Die Bürgermeisterin von Paris, Anne Hidalgo, versicherte laut dem Sender BFMTV, dass die Vorkommnisse die Eröffnungsfeier der Olympischen Spiele nicht beeinträchtigen werden: „Es ist inakzeptabel, was passiert ist, aber es wird sich nicht auf die Zeremonie heute Abend auswirken, weil es keine Auswirkungen auf das Verkehrsnetz der Region Île-de-France hat.“

Ausfälle gibt es auch beim Eurostar, der London unter dem Ärmelkanal hindurch mit dem Kontinent verbindet. Züge von und nach Paris würden umgeleitet, teilte die Zuggesellschaft Eurostar mit. Die Verspätung betrage 90 Minuten. Mehrere Züge seien abgesagt worden. Eurostar rufe die Reisenden auf, Fahrten an diesem Freitag nicht anzutreten, berichtete der britische Sender BBC.

Die Spiele ins Visier zu nehmen, heißt, Frankreich ins Visier zu nehmen.

Amelie Oudea-Castera, Frankreichs Sportministerin

Die Schweizer Zuggesellschaft SBB teilte mit, gegenwärtig sei der Zugverkehr von der Schweiz nach Frankreich nicht beeinträchtigt.

Wie lange wird mit Einschränkungen gerechnet?
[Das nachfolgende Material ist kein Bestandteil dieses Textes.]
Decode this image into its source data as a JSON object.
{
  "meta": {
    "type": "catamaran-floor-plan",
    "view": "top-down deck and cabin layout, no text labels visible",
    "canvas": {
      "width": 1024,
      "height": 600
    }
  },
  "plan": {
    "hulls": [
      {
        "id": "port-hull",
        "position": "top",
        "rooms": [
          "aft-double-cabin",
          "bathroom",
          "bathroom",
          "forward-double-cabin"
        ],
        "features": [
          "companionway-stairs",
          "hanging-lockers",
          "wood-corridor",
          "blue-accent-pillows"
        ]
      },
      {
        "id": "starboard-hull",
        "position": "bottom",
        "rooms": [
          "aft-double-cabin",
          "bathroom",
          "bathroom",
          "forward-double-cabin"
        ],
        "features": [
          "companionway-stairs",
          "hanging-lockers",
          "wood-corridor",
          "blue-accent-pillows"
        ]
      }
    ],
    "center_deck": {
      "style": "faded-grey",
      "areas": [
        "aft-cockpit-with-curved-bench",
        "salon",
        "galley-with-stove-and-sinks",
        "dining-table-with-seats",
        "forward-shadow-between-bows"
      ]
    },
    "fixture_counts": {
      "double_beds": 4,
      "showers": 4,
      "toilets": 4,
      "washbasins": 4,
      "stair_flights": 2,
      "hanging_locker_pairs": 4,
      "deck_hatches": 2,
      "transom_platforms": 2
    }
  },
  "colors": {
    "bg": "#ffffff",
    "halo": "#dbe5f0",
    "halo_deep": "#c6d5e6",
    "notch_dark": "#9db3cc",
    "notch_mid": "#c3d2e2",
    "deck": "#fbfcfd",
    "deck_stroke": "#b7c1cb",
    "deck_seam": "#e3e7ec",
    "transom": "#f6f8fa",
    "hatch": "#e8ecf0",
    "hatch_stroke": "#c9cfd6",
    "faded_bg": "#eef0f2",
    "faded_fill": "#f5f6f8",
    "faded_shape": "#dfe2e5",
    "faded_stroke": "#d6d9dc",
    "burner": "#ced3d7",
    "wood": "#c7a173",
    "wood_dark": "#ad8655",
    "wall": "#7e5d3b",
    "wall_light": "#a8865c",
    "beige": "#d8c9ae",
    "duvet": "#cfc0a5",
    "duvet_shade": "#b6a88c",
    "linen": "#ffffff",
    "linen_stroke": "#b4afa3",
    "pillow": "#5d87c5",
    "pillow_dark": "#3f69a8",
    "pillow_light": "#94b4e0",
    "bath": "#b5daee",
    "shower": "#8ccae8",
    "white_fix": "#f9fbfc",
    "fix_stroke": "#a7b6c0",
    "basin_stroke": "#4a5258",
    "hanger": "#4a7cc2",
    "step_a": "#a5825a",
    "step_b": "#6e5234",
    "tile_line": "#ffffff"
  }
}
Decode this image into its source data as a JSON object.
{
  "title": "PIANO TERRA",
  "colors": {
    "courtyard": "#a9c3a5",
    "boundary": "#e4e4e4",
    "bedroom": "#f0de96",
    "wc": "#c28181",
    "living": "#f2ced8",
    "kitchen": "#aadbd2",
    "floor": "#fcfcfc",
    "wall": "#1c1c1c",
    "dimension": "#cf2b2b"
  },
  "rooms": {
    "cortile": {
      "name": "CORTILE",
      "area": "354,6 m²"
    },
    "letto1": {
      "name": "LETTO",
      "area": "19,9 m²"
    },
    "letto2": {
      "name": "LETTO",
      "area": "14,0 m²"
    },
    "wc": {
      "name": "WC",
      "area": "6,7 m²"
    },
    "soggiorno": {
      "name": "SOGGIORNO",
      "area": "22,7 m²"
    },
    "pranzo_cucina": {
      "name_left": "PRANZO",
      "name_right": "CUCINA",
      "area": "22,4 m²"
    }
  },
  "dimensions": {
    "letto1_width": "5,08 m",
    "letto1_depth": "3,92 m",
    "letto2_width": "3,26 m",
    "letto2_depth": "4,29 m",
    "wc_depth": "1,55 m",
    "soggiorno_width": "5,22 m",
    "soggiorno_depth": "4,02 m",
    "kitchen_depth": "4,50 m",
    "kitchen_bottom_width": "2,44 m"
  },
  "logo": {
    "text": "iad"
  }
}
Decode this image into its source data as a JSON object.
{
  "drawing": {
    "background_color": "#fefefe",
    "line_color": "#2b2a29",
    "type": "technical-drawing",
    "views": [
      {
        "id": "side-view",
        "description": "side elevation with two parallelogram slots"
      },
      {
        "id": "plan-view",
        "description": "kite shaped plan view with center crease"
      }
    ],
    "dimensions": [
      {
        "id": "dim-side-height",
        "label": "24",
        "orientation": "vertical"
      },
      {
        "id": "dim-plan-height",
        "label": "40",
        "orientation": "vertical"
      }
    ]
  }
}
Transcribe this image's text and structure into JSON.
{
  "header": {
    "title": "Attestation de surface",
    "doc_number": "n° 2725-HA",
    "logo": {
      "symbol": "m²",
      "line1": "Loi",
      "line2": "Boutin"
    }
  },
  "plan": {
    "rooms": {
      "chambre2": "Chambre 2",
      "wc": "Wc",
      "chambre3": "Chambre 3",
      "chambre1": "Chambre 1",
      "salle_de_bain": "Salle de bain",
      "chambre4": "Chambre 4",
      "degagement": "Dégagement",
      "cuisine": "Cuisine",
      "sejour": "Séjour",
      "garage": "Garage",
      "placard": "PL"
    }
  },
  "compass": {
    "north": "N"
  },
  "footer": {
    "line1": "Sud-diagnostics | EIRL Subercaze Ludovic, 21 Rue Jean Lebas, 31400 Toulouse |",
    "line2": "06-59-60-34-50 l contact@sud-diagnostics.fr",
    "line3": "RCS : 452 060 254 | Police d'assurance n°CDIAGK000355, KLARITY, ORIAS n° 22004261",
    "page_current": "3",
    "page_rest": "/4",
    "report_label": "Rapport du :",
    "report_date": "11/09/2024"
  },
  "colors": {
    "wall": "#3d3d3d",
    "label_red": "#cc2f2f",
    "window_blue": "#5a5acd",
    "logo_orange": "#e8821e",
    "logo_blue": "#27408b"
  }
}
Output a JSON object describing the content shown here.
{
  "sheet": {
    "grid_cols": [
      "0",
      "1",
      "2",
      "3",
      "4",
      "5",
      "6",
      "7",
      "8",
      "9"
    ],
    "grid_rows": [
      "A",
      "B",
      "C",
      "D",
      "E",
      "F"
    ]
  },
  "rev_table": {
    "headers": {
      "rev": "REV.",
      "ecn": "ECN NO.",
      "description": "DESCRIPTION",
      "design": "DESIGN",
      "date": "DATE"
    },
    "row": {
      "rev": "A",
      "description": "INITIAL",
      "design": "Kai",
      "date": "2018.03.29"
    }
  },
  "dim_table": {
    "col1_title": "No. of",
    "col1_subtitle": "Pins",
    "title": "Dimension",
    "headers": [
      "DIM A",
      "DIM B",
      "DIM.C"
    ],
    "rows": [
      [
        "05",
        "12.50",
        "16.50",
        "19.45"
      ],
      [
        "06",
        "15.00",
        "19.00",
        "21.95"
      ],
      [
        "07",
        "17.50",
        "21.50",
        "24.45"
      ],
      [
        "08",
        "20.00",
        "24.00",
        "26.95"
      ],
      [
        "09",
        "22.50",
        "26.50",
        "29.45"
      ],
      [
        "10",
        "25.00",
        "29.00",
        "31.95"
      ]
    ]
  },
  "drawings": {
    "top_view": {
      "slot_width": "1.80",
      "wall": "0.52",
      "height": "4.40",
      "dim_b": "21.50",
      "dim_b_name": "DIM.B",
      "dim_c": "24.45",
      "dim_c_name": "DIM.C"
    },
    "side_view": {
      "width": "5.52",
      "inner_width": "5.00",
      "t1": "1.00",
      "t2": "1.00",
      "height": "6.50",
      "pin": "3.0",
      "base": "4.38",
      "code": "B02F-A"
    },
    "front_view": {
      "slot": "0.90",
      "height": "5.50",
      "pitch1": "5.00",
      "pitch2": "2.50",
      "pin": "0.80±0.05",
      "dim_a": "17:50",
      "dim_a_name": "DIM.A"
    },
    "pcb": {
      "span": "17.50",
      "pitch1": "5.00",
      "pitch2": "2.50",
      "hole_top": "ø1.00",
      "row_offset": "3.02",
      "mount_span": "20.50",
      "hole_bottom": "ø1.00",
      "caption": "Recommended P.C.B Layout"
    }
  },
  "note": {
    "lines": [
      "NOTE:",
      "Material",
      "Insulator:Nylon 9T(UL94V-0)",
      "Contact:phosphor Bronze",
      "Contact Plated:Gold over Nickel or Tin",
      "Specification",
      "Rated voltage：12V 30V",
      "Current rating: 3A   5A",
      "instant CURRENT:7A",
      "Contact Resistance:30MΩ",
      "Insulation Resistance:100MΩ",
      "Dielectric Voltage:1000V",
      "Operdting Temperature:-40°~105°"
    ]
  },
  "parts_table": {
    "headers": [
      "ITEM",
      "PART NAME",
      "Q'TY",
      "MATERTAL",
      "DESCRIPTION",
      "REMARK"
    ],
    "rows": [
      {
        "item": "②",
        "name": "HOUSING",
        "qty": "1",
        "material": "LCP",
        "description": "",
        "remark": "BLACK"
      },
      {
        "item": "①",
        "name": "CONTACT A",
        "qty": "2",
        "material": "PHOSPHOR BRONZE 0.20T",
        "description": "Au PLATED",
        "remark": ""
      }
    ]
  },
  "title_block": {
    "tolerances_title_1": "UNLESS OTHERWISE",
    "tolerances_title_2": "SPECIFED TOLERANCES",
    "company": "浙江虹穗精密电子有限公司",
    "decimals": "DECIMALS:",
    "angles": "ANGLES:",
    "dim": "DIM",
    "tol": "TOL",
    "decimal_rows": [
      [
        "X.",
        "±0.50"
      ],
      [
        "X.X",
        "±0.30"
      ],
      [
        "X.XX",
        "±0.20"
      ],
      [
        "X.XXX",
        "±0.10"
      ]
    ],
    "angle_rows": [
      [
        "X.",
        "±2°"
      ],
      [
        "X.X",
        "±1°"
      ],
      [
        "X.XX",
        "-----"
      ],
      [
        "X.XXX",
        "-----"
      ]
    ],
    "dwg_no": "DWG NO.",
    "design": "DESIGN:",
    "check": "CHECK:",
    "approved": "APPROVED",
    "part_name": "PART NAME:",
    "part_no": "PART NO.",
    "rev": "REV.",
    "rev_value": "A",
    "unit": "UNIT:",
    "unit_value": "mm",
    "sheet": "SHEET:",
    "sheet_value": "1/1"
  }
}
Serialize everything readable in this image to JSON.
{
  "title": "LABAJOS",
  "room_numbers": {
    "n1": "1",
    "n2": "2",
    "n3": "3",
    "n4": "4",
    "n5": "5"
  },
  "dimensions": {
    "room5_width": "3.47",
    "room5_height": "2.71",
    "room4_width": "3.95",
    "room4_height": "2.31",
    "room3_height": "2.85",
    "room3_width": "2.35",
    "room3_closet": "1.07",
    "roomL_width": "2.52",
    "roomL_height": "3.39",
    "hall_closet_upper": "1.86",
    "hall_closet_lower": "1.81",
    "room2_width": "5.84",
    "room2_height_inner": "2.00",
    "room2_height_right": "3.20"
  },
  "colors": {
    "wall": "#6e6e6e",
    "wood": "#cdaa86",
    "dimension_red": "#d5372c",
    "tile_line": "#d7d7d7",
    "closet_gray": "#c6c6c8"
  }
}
Die Reparaturarbeiten kommen mittlerweile voran. Auf der Schnellstrecke von Paris Richtung Südwesten könne inzwischen wieder jeder dritte vorgesehene Zug fahren, teilte die SNCF am Nachmittag mit. Reisende müssen sich aber noch auf Verzögerungen von eineinhalb bis zwei Stunden einrichten.

Auf der Schnellstrecke Richtung Norden, über die die Züge nach Köln, London und Brüssel fahren, gibt es noch vereinzelte Ausfälle von Zügen und Verspätungen von eineinhalb bis zwei Stunden. Auf der für den Verkehr von Paris nach Deutschland wichtigen Oststrecke können die Züge zwischen Paris und Nancy/Metz nach Reparaturarbeiten wieder wie vorgesehen fahren. Das bedeutet ebenfalls keine Beeinträchtigungen mehr für die Züge, die zwischen Paris und Frankfurt über Saarbrücken verkehren.

Auf der Strecke bis Straßburg gibt es noch Verspätungen von rund einer Stunde sowie einige Zugausfälle, teilte die SNCF mit. Beeinträchtigt sind dadurch auch die über diese Route von und nach Stuttgart und Frankfurt fahrenden Züge. Die Bahn arbeitet weiter mit Hochdruck an der Reparatur der Schäden. Über das Wochenende müsse aber weiter mit Behinderungen gerechnet werden, teilte die Bahn mit.

Reisende warten zum Start der Olympischen Sommerspiele am Eurostar-Bahnsteig im Pariser Bahnhof Gare du Nord.

© dpa/Mark Baker

Welche Sicherheitsvorkehrungen trifft Paris nach den Angriffen?

Die Sicherheitsvorkehrungen werden verstärkt. Die Pariser Polizeipräfektur „konzentriert ihr Personal auf die Pariser Bahnhöfe“, kündigte Laurent Nuñez, der Polizeipräfekt von Paris, im Sender franceinfo an.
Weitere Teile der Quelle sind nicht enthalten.